Final price: $US1259.99 ($1,607), and that’s with a free CPU, graphics card, and motherboard. This is an expensive hobby, huh?

This weekend, I will build this thing. Stay tuned.


  • Worries about complicated set up. Gets gifted a motherboard with a CPU already attached.
    Decides to go with ‘midrange’ option. Gets gifted a 1080.
    So relatable…

    Also yeah, if you don’t end up getting at least a 1440p monitor you’re kind of wasting that GPU.

    • not always, might want better refresh over pixel real estate. (those 2x together are not cheap)
      I opted to keep my ‘stone age’ 1080 monitor and got a Vive instead, no regrets

  • You don’t have the ST3000DM001 3TB Seagate HD do you? They have a pretty high failure rate… If you do, don’t keep anything valuable on there.

  • wtf?

    you are being gifted cpu, mobo, and gtx1080 and you get a refurbished hdd?

    then you want to play your games via steam link, that tops out at 1080p 60fps

    dont want to spend alot on perpherials, then buys a gaming mouse with RGB light are you rip on cases that have rgb lighting, then your going to use a controller on the tv anyways???

    are you sure you wanted a pc? and not an xbox one x or ps4 pro?

  • unless you’ve done this before, it’s impossible to know what type of power supply or cooling unit you should buy. 

    For the power supply, a lot of gpu manufacturers have recommendations. Or you could just see how much power it and the other components will consume, but you know math and all.

    • Yeah, although the monitor wasn’t really expensive so not a big loss. 144Hz with vsync is fine anyway.

  • “as my crafting ability is typically limited to LEGO sets”

    Honestly i’ve had lego sets that were harder to build (and i dont just mean time wise) than a PC.

    I actually tell people who ask about building PCs that its a lot like expensive lego, there’s not much you can do wrong unless you drop a part from a high height (i actually build on tiled floor as i find it easier and less drop distance)

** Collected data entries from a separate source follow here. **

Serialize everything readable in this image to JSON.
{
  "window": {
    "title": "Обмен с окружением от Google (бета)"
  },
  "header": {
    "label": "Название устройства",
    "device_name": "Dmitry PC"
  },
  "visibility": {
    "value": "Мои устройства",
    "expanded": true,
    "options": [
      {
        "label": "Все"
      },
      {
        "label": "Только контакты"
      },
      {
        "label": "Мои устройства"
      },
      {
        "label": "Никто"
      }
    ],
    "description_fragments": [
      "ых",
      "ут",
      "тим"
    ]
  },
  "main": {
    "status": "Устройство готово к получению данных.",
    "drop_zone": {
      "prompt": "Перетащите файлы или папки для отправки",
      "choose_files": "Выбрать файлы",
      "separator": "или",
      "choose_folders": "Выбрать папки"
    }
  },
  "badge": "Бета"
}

  • if you’re gonna plug it into a TV I have two suggestions;

    1. network card (didn’t see it mentioned – you’ll need it for wifi)
    2. wireless keyboard – can’t navigate a pc with a controller

  • Don’t pair all that expensive hardware with that shoddy power supply. Or buy a Freesync monitor to go with an Nvidia graphics card.

  • The most complicated parts of setting up a new PC are the motherboard and the processor. And you got them for free with a gtx 1080 to top it off. Come on – you can do this setup blindfolded and upside down with one arm tied. You can surely add another monitor in this setup – that gfx card screams to perform

  • Great decision Kirk! Those are an awesome collection of parts you got there. Have fun and welcome to a whole new world of gaming.

    My only big flag would be that screen…

    I know you say whatever now… But is there any possibility to change it for a Gsync model?

    Gsync = nvidia GPUs
    Freesync = AMD GPUs

    The gtx 1080 is no slouch, but as you turn the details up, your frame rate will fluctuate up and down more, which is where Gsync is worth every cent for a smooth gaming experience.